Derjenige, der den Notruf entgegen nimmt, hat mindestens eine intensive Schulung erhalten, um einen medizinischen Notfall am Telefon zu erkennen. Oft sind die Mitarbeiter medizinisch oder pflegerisch vorgebildet. Der Hausnotrufdienst kontaktiert, je nachdem, den Rettungsdienst, den Hausarzt oder die Angehörigen. Leistungen darüber hinaus, wie zum Beispiel eine Schlüsselhinterlegung, ein mobiler Hausnotruf für unterwegs oder ein Funksender mit Falldetektor, der bei einem Sturz einen Notruf absetzt, müssen extra bezahlt werden. Wird ein Fehlalarm ausgelöst und der Rettungsdienst rückt umsonst an, kann der Einsatz einige hundert Euro kosten.

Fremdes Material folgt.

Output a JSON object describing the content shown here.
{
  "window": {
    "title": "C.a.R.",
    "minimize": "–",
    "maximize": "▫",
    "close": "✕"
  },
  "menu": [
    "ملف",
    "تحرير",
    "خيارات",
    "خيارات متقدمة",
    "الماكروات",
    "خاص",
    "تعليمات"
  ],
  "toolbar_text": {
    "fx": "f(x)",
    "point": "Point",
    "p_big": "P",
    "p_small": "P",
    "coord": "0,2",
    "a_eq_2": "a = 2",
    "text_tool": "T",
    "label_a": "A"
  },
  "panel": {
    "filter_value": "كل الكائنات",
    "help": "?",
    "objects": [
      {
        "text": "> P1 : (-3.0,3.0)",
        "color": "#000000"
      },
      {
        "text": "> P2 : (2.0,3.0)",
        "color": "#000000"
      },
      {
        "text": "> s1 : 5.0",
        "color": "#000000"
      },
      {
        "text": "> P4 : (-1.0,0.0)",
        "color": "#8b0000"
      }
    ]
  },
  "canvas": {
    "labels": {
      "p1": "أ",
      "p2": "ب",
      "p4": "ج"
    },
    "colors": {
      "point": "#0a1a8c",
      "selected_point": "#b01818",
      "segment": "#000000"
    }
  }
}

Kündigungsfristen vorab klären

Wichtig bei der Auswahl des Notrufdienstes ist die Beratung vor Vertragsabschluss, sagt Christoph Kranich. Da es viele optionale Leistungen gebe, müsse die Situation des Antragstellers genau besprochen werden. Die räumlichen und technischen Voraussetzungen sollten vor Ort geklärt werden. Dazu gehöre auch ein Funktionstest. Und auch die Zahlungsmodalitäten und Kündigungsfristen sind vorab zu besprechen. 

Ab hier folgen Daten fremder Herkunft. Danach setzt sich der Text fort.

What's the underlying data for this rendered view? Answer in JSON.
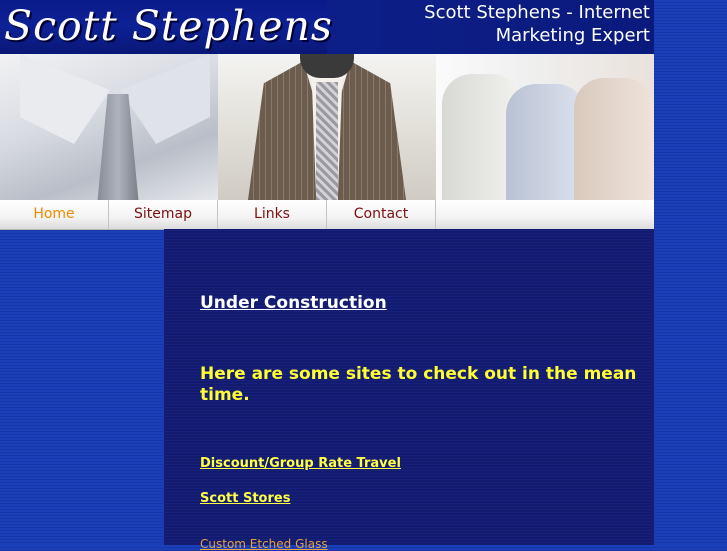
{
  "header": {
    "logo_text": "Scott Stephens",
    "tagline": "Scott Stephens - Internet Marketing Expert"
  },
  "nav": {
    "items": [
      {
        "label": "Home",
        "active": true
      },
      {
        "label": "Sitemap",
        "active": false
      },
      {
        "label": "Links",
        "active": false
      },
      {
        "label": "Contact",
        "active": false
      }
    ]
  },
  "content": {
    "heading": "Under Construction",
    "intro": "Here are some sites to check out in the mean time.",
    "links": [
      "Discount/Group Rate Travel",
      "Scott Stores",
      "Custom Etched Glass"
    ]
  },
  "colors": {
    "page_background": "#1a3fb8",
    "content_background": "#131b6e",
    "nav_active": "#f08a00",
    "nav_text": "#7a1010",
    "intro_text": "#ffff33",
    "link_text": "#ffff44"
  }
}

"Wenn ich mir vorstelle, dass ich auf einmal kein Vertrauen mehr zum Notdienst habe, weil er nicht gekommen ist oder so, möchte ich eigentlich die Möglichkeit haben, ihn sehr schnell zu kündigen."

Die Kosten für einen Hausnotruf als haushaltsnahe Dienstleistung können von der Steuer abgesetzt werden. Dabei spielt es keine Rolle, ob der Pflegebedürftige in seiner eigenen Wohnung, einem Seniorenheim oder in einer betreuten Wohnanlage lebt.